Goldman, the only commissioner who voted against the moratorium, proposed an alternative action supported by Katz: a resolution to amend the zoning rules for Town Center in order to make them consistent with the comprehensive plan. But no commissioner seconded her motion to vote on the proposed resolution, which killed it.

To comply with state law, Sunny Isles Beach first must amend its comprehensive plan to make it consistent with zoning rules for Town Center, not change the zoning rules to make them consistent with the plan, according to city attorney Edward Dion.

Six buildings, including condominiums, have been completed in Town Center since 2011, and the owners could face financial problems if insurers or lenders determine that their properties fail to comply with a comprehensive plan that conforms to state law.

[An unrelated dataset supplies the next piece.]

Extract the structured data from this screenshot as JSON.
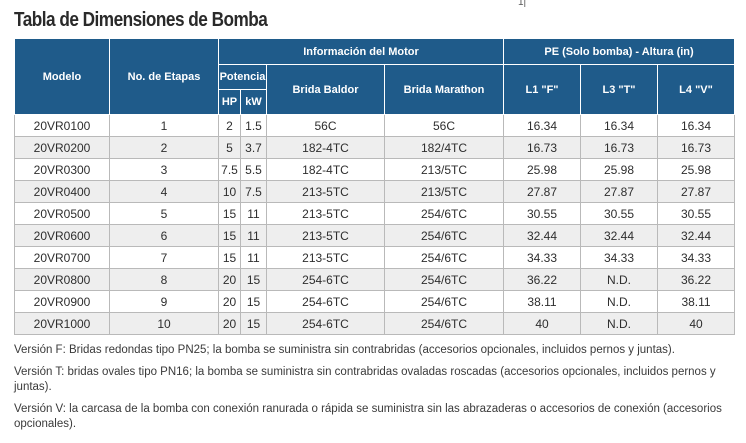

“If my mortgage company finds out I’m living in a building that doesn’t comply, I’m in trouble,” said John Galinos, who owns an apartment at 400 Sunny Isles, a condominium on 163rd Street. Galinos also told commissioners Wednesday night that he is worried his property insurer might deny claims for hurricane damage to his apartment if the insurer determines that 400 Sunny Isles is a non-conforming real estate development.

Mayor Scholl said a one-year moratorium on development in Town Center would allow ample time to correct flaws in the comprehensive plan and to identify a “special fix” for property owners in the same situation as Galinos.

But Katz, the principal of RK Centers, warned that Mayor Scholl and other commissioners could pay a political price if they support increased density and intensity for developments west of Collins Avenue.

Katz told commissioners at their July 18 meeting that “all of you ran your [election] campaigns on promising the residents that you will not allow the west side of Collins Avenue to look like the east side, and turn this into a concrete canyon.”